We’ve already invested to strengthen the RCMP and CBSA’s capacity to intercept guns coming across our borders. We know our efforts are working because last year our agencies intercepted nearly double the number of firearms than the year before. We’ll continue doing more to support law enforcement as they tackle the illegal gun market.
We’ve thought about this long and hard. We’ve had many discussions within our caucus, with all of our MPs who represent the diversity of our country—MPs from rural communities, MPs from urban communities —the members of our team here today can tell you that this is not an easy thing to do, but we all agree that it is the responsible thing to do.
We recognize that the vast majority of gun owners use them safely and in accordance with the law. But other than using firearms for sport shooting and hunting, there is no reason anyone in Canada should need guns in their everyday lives. And Canadians certainly don’t need assault-style weapons that were designed to kill the largest number of people in the shortest amount of time.
Canadians are united in wanting more done to keep communities safe and prevent suicides and gender-based violence, and that’s exactly why we’re here today because the consequences are real; today we’re joined by families and friends of victims of gun violence, including the mass shootings at Polytechnique, and on the Danforth, and at the Quebec City mosque. Losing a child to gun violence, or a brother or a sister or a spouse or a parent or a friend; this should never happen.

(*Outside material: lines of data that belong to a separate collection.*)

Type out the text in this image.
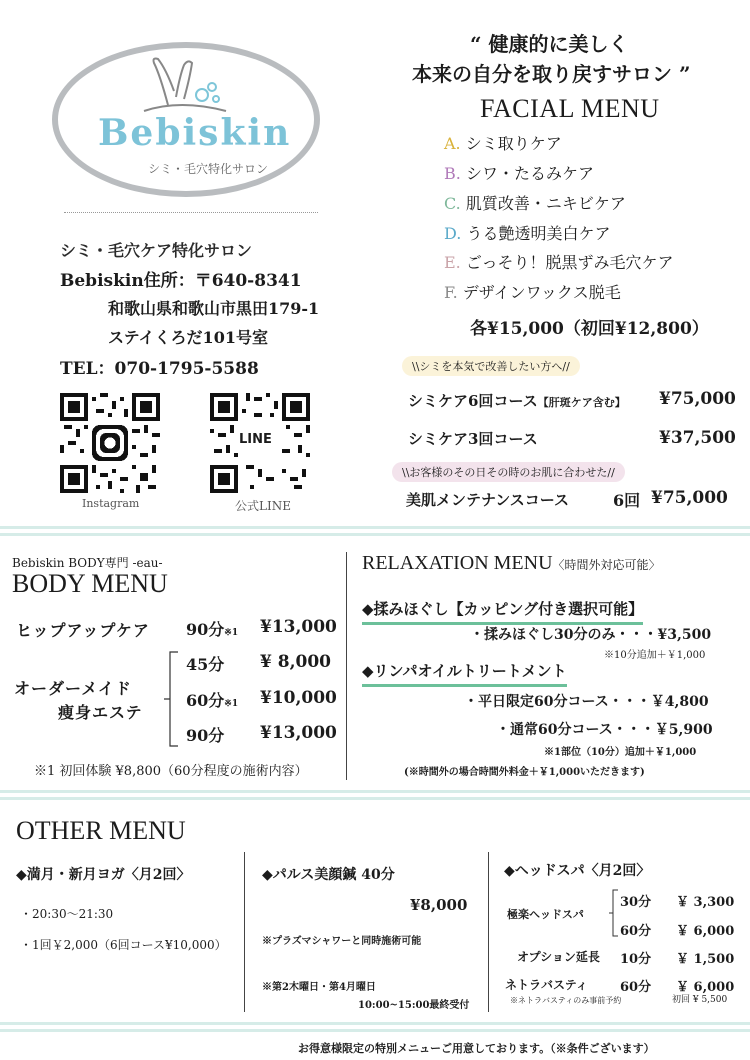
Bebiskin
シミ・毛穴特化サロン
シミ・毛穴ケア特化サロン
Bebiskin住所：〒640-8341
和歌山県和歌山市黒田179-1
ステイくろだ101号室
TEL：070-1795-5588
Instagram
LINE
公式LINE
“ 健康的に美しく
本来の自分を取り戻すサロン ”
FACIAL MENU
A. シミ取りケア
B. シワ・たるみケア
C. 肌質改善・ニキビケア
D. うる艶透明美白ケア
E. ごっそり！脱黒ずみ毛穴ケア
F. デザインワックス脱毛
各¥15,000（初回¥12,800）
\\シミを本気で改善したい方へ//
シミケア6回コース【肝斑ケア含む】 ¥75,000
シミケア3回コース	¥37,500
\\お客様のその日その時のお肌に合わせた//
美肌メンテナンスコース	6回 ¥75,000
Bebiskin BODY専門 -eau-
BODY MENU
ヒップアップケア 90分※1 ¥13,000
オーダーメイド
痩身エステ
45分 ¥ 8,000
60分※1 ¥10,000
90分 ¥13,000
※1 初回体験 ¥8,800（60分程度の施術内容）
RELAXATION MENU〈時間外対応可能〉
◆揉みほぐし【カッピング付き選択可能】
・揉みほぐし30分のみ・・・¥3,500
※10分追加＋￥1,000
◆リンパオイルトリートメント
・平日限定60分コース・・・￥4,800
・通常60分コース・・・￥5,900
※1部位（10分）追加＋￥1,000
(※時間外の場合時間外料金＋￥1,000いただきます)
OTHER MENU
◆満月・新月ヨガ〈月2回〉
・20:30〜21:30
・1回￥2,000（6回コース¥10,000）
◆パルス美顔鍼 40分
¥8,000
※プラズマシャワーと同時施術可能
※第2木曜日・第4月曜日
10:00~15:00最終受付
◆ヘッドスパ〈月2回〉
極楽ヘッドスパ
30分 ￥ 3,300
60分 ￥ 6,000
オプション延長 10分 ￥ 1,500
ネトラバスティ 60分 ￥ 6,000
※ネトラバスティのみ事前予約	初回 ¥ 5,500
お得意様限定の特別メニューご用意しております。（※条件ございます）
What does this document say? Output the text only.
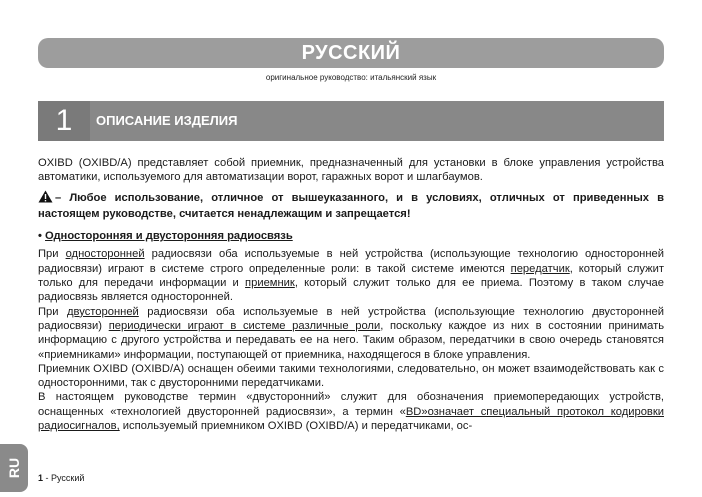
РУССКИЙ
оригинальное руководство: итальянский язык
1 ОПИСАНИЕ ИЗДЕЛИЯ

OXIBD (OXIBD/A) представляет собой приемник, предназначенный для установки в блоке управления устройства автоматики, используемого для автоматизации ворот, гаражных ворот и шлагбаумов.

– Любое использование, отличное от вышеуказанного, и в условиях, отличных от приведенных в настоящем руководстве, считается ненадлежащим и запрещается!

• Односторонняя и двусторонняя радиосвязь

При односторонней радиосвязи оба используемые в ней устройства (использующие технологию односторонней радиосвязи) играют в системе строго определенные роли: в такой системе имеются передатчик, который служит только для передачи информации и приемник, который служит только для ее приема. Поэтому в таком случае радиосвязь является односторонней.

При двусторонней радиосвязи оба используемые в ней устройства (использующие технологию двусторонней радиосвязи) периодически играют в системе различные роли, поскольку каждое из них в состоянии принимать информацию с другого устройства и передавать ее на него. Таким образом, передатчики в свою очередь становятся «приемниками» информации, поступающей от приемника, находящегося в блоке управления.

Приемник OXIBD (OXIBD/A) оснащен обеими такими технологиями, следовательно, он может взаимодействовать как с односторонними, так с двусторонними передатчиками.

В настоящем руководстве термин «двусторонний» служит для обозначения приемопередающих устройств, оснащенных «технологией двусторонней радиосвязи», а термин «BD»означает специальный протокол кодировки радиосигналов, используемый приемником OXIBD (OXIBD/A) и передатчиками, ос-

RU 1 - Русский
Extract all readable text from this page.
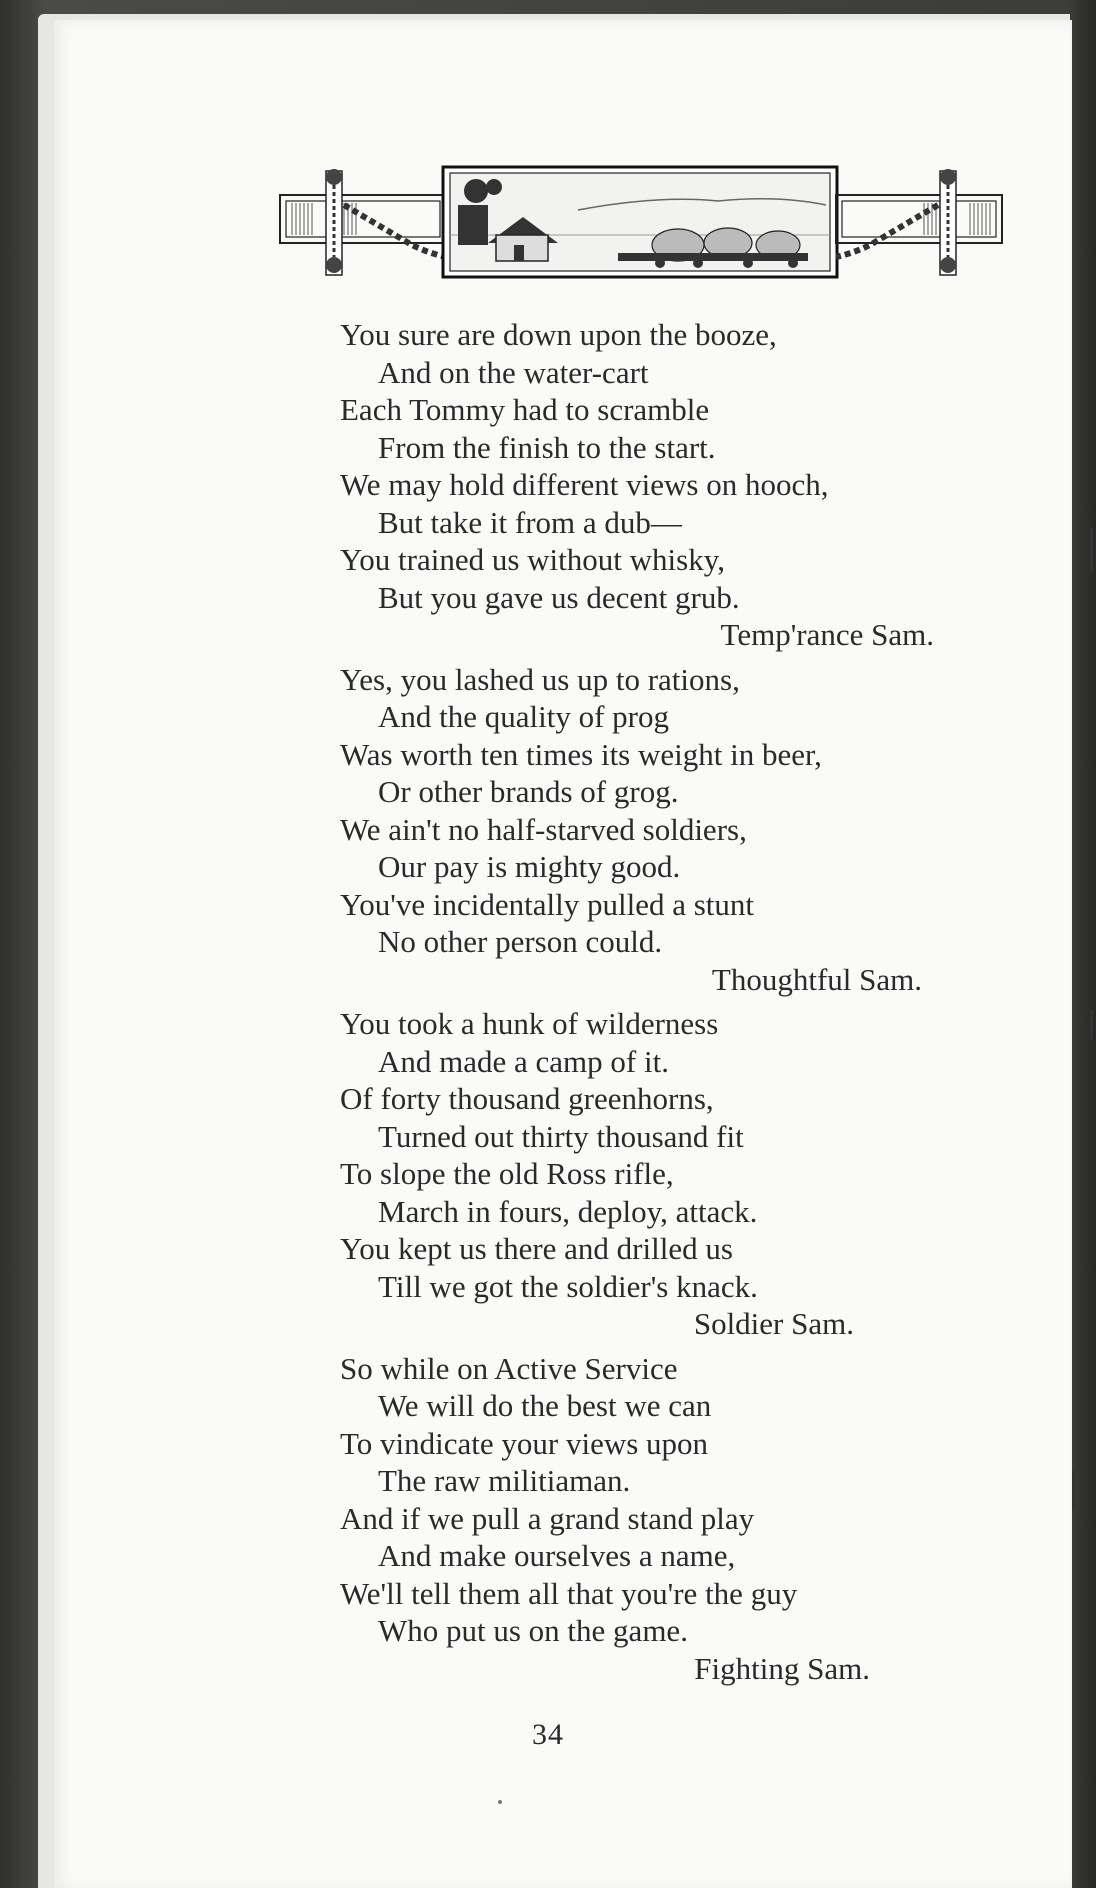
You sure are down upon the booze,
And on the water-cart
Each Tommy had to scramble
From the finish to the start.
We may hold different views on hooch,
But take it from a dub—
You trained us without whisky,
But you gave us decent grub.
Temp'rance Sam.
Yes, you lashed us up to rations,
And the quality of prog
Was worth ten times its weight in beer,
Or other brands of grog.
We ain't no half-starved soldiers,
Our pay is mighty good.
You've incidentally pulled a stunt
No other person could.
Thoughtful Sam.
You took a hunk of wilderness
And made a camp of it.
Of forty thousand greenhorns,
Turned out thirty thousand fit
To slope the old Ross rifle,
March in fours, deploy, attack.
You kept us there and drilled us
Till we got the soldier's knack.
Soldier Sam.
So while on Active Service
We will do the best we can
To vindicate your views upon
The raw militiaman.
And if we pull a grand stand play
And make ourselves a name,
We'll tell them all that you're the guy
Who put us on the game.
Fighting Sam.
34
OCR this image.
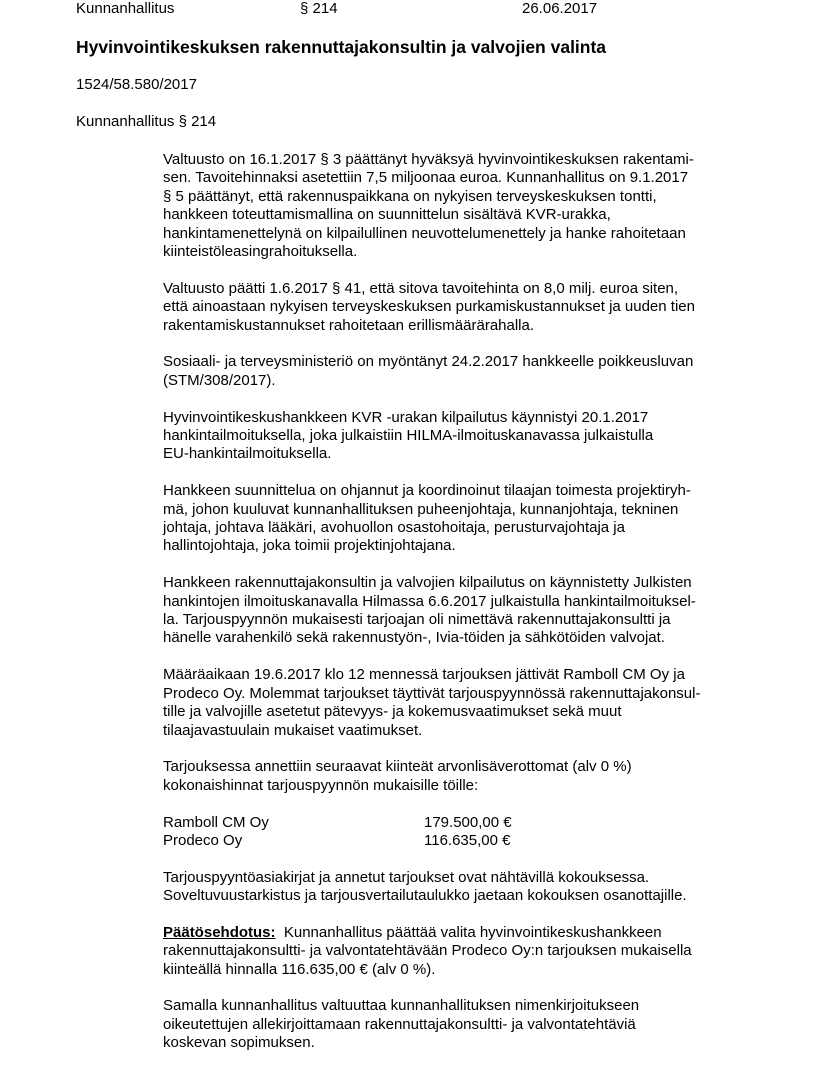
Kunnanhallitus	§ 214	26.06.2017
Hyvinvointikeskuksen rakennuttajakonsultin ja valvojien valinta
1524/58.580/2017
Kunnanhallitus § 214
Valtuusto on 16.1.2017 § 3 päättänyt hyväksyä hyvinvointikeskuksen rakentami-
sen. Tavoitehinnaksi asetettiin 7,5 miljoonaa euroa. Kunnanhallitus on 9.1.2017
§ 5 päättänyt, että rakennuspaikkana on nykyisen terveyskeskuksen tontti,
hankkeen toteuttamismallina on suunnittelun sisältävä KVR-urakka,
hankintamenettelynä on kilpailullinen neuvottelumenettely ja hanke rahoitetaan
kiinteistöleasingrahoituksella.
Valtuusto päätti 1.6.2017 § 41, että sitova tavoitehinta on 8,0 milj. euroa siten,
että ainoastaan nykyisen terveyskeskuksen purkamiskustannukset ja uuden tien
rakentamiskustannukset rahoitetaan erillismäärärahalla.
Sosiaali- ja terveysministeriö on myöntänyt 24.2.2017 hankkeelle poikkeusluvan
(STM/308/2017).
Hyvinvointikeskushankkeen KVR -urakan kilpailutus käynnistyi 20.1.2017
hankintailmoituksella, joka julkaistiin HILMA-ilmoituskanavassa julkaistulla
EU-hankintailmoituksella.
Hankkeen suunnittelua on ohjannut ja koordinoinut tilaajan toimesta projektiryh-
mä, johon kuuluvat kunnanhallituksen puheenjohtaja, kunnanjohtaja, tekninen
johtaja, johtava lääkäri, avohuollon osastohoitaja, perusturvajohtaja ja
hallintojohtaja, joka toimii projektinjohtajana.
Hankkeen rakennuttajakonsultin ja valvojien kilpailutus on käynnistetty Julkisten
hankintojen ilmoituskanavalla Hilmassa 6.6.2017 julkaistulla hankintailmoituksel-
la. Tarjouspyynnön mukaisesti tarjoajan oli nimettävä rakennuttajakonsultti ja
hänelle varahenkilö sekä rakennustyön-, Ivia-töiden ja sähkötöiden valvojat.
Määräaikaan 19.6.2017 klo 12 mennessä tarjouksen jättivät Ramboll CM Oy ja
Prodeco Oy. Molemmat tarjoukset täyttivät tarjouspyynnössä rakennuttajakonsul-
tille ja valvojille asetetut pätevyys- ja kokemusvaatimukset sekä muut
tilaajavastuulain mukaiset vaatimukset.
Tarjouksessa annettiin seuraavat kiinteät arvonlisäverottomat (alv 0 %)
kokonaishinnat tarjouspyynnön mukaisille töille:
Ramboll CM Oy	179.500,00 €
Prodeco Oy	116.635,00 €
Tarjouspyyntöasiakirjat ja annetut tarjoukset ovat nähtävillä kokouksessa.
Soveltuvuustarkistus ja tarjousvertailutaulukko jaetaan kokouksen osanottajille.
Päätösehdotus: Kunnanhallitus päättää valita hyvinvointikeskushankkeen
rakennuttajakonsultti- ja valvontatehtävään Prodeco Oy:n tarjouksen mukaisella
kiinteällä hinnalla 116.635,00 € (alv 0 %).
Samalla kunnanhallitus valtuuttaa kunnanhallituksen nimenkirjoitukseen
oikeutettujen allekirjoittamaan rakennuttajakonsultti- ja valvontatehtäviä
koskevan sopimuksen.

I’ll be honest, over the past few years, I have attended far too many vigils. I have met the loved ones of far too many victims. I am thinking of the families in Sainte-Foy who were devastated by that attack. I am thinking of my conversation with the family of Constable Heidi Stevenson in Portapique, and of so many other families in that community who were so affected by that tragedy and those murders.
As politicians, we’re always good at being there to compensate, to console, and it’s important to do this; but it is also our moral duty to act.
I still remember where I was when I heard the news about the massacre at the École Polytechnique. I was 17 years old; I was a few blocks way from there at CEGEP. At a time like that, it’s hard to grasp the depth and impact of what we’re experiencing as a community, as a country, to learn that such horrors can happen. These are tragedies that shake our entire society, that mark generations.
Canadians all agree that we need less gun violence. We cannot let the guns debate become so polarized that nothing gets done. We cannot let that happen in our country.
This is about freedom. People should be free to go to the supermarket, their school, or their place of worship without fear. These people should be free to go to the park or to a birthday party without worrying about what might happen from a stray bullet.
Gun violence is a complex problem, but at the end of the day, the math is really quite simple. The fewer the guns in our communities, the safer everyone will be.